The free event, held on the lawn of Glendale Central Library, at 222 E. Harvard St., included cold drinks for everyone, water balloons, and crafts for children. The Musical Barnyard Show featured a horse, lambs, and bunnies.

“We all got together and thought we want to have a birthday party [for the library] and we thought an ice cream social would be perfect for this time of year,” said Mindy Liberman, manager at the Pacific Park Branch Library.

Liberman said the centennial celebration will continue through the year with various events such as One City One Book, where authors of one children’s and one adult book will speak to the public in November.

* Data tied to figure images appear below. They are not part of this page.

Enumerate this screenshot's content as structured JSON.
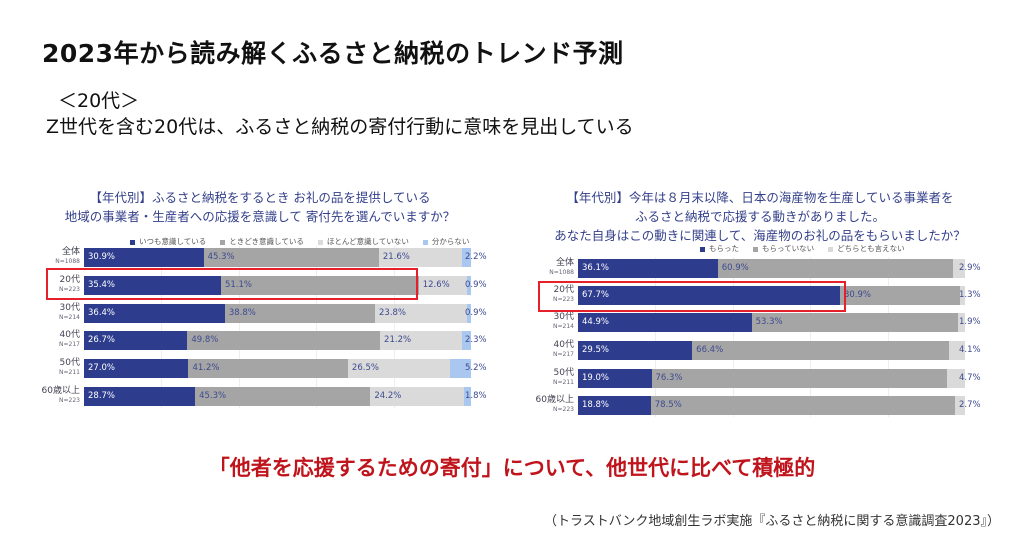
{
  "header": {
    "title": "2023年から読み解くふるさと納税のトレンド予測",
    "subtitle1": "＜20代＞",
    "subtitle2": "Z世代を含む20代は、ふるさと納税の寄付行動に意味を見出している"
  },
  "conclusion": "「他者を応援するための寄付」について、他世代に比べて積極的",
  "source": "（トラストバンク地域創生ラボ実施『ふるさと納税に関する意識調査2023』）",
  "chart_data": [
    {
      "type": "bar",
      "orientation": "horizontal",
      "stacked": true,
      "unit": "%",
      "xlim": [
        0,
        100
      ],
      "title_lines": [
        "【年代別】ふるさと納税をするとき お礼の品を提供している",
        "地域の事業者・生産者への応援を意識して 寄付先を選んでいますか？"
      ],
      "categories": [
        {
          "label": "全体",
          "n": "N=1088"
        },
        {
          "label": "20代",
          "n": "N=223"
        },
        {
          "label": "30代",
          "n": "N=214"
        },
        {
          "label": "40代",
          "n": "N=217"
        },
        {
          "label": "50代",
          "n": "N=211"
        },
        {
          "label": "60歳以上",
          "n": "N=223"
        }
      ],
      "series": [
        {
          "name": "いつも意識している",
          "color": "#2e3c8e",
          "values": [
            30.9,
            35.4,
            36.4,
            26.7,
            27.0,
            28.7
          ]
        },
        {
          "name": "ときどき意識している",
          "color": "#a5a5a5",
          "values": [
            45.3,
            51.1,
            38.8,
            49.8,
            41.2,
            45.3
          ]
        },
        {
          "name": "ほとんど意識していない",
          "color": "#dadada",
          "values": [
            21.6,
            12.6,
            23.8,
            21.2,
            26.5,
            24.2
          ]
        },
        {
          "name": "分からない",
          "color": "#a9c7ef",
          "values": [
            2.2,
            0.9,
            0.9,
            2.3,
            5.2,
            1.8
          ]
        }
      ],
      "highlight": "20代"
    },
    {
      "type": "bar",
      "orientation": "horizontal",
      "stacked": true,
      "unit": "%",
      "xlim": [
        0,
        100
      ],
      "title_lines": [
        "【年代別】今年は８月末以降、日本の海産物を生産している事業者を",
        "ふるさと納税で応援する動きがありました。",
        "あなた自身はこの動きに関連して、海産物のお礼の品をもらいましたか？"
      ],
      "categories": [
        {
          "label": "全体",
          "n": "N=1088"
        },
        {
          "label": "20代",
          "n": "N=223"
        },
        {
          "label": "30代",
          "n": "N=214"
        },
        {
          "label": "40代",
          "n": "N=217"
        },
        {
          "label": "50代",
          "n": "N=211"
        },
        {
          "label": "60歳以上",
          "n": "N=223"
        }
      ],
      "series": [
        {
          "name": "もらった",
          "color": "#2e3c8e",
          "values": [
            36.1,
            67.7,
            44.9,
            29.5,
            19.0,
            18.8
          ]
        },
        {
          "name": "もらっていない",
          "color": "#a5a5a5",
          "values": [
            60.9,
            30.9,
            53.3,
            66.4,
            76.3,
            78.5
          ]
        },
        {
          "name": "どちらとも言えない",
          "color": "#dadada",
          "values": [
            2.9,
            1.3,
            1.9,
            4.1,
            4.7,
            2.7
          ]
        }
      ],
      "highlight": "20代"
    }
  ]
}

Historical figures of Glendale were represented during the centennial. Portraying Isadora Verdugo, whose great grandfather is said to have established the city, Anait Ovsepian walked through the crowd dressed in boots, a long skirt, and blouse of the early 1900s.

Also attired in historical garb, Roberta Bassin wore a long green dress, blouse, feather hat, and boots. She portrayed Nell Shipman, a leading silent screen actress, writer, and producer from Glendale.

Crowd members approached the historical characters with questions about their clothing and history.

Daniela Karlin from North Hollywood enjoyed the celebration with her mother and grandmother, who are long-time patrons of the library. “I thought the festival today was amazing, everyone seemed to be having a great time,” Karlin said.

Library services were first provided in 1906 when the women of the Tuesday Afternoon Club, a social and philanthropic organization, raised money through a series of lectures to fund a library collection. The facility opened with 70 books in a renovated pool hall at Third and E (now Wilson and Everett) Streets and became a municipal library the following year.

In 1907, the City Trustees passed Ordinance 53 which established and supported a library which “…shall be forever free to the inhabitants and nonresident taxpayers of the City of Glendale…” The first year the library had 251 books, 165 registered patrons, and a budget of $248.88.

Today there are seven branches of the Glendale Library: Glendale Central, Casa Verdugo, Brand Art & Music Library, Grandview, Chevy Chase, Montrose, and Pacific Park.

The community borrows over 1 million items every year from the libraries collection of almost 700,000 books, over 25,000 music CDs and almost 14,000 movies. Additionally, patrons have free Internet access.

The libraries continue to expand this year with the opening of a new branch in Adam’s Square toward the end of the year.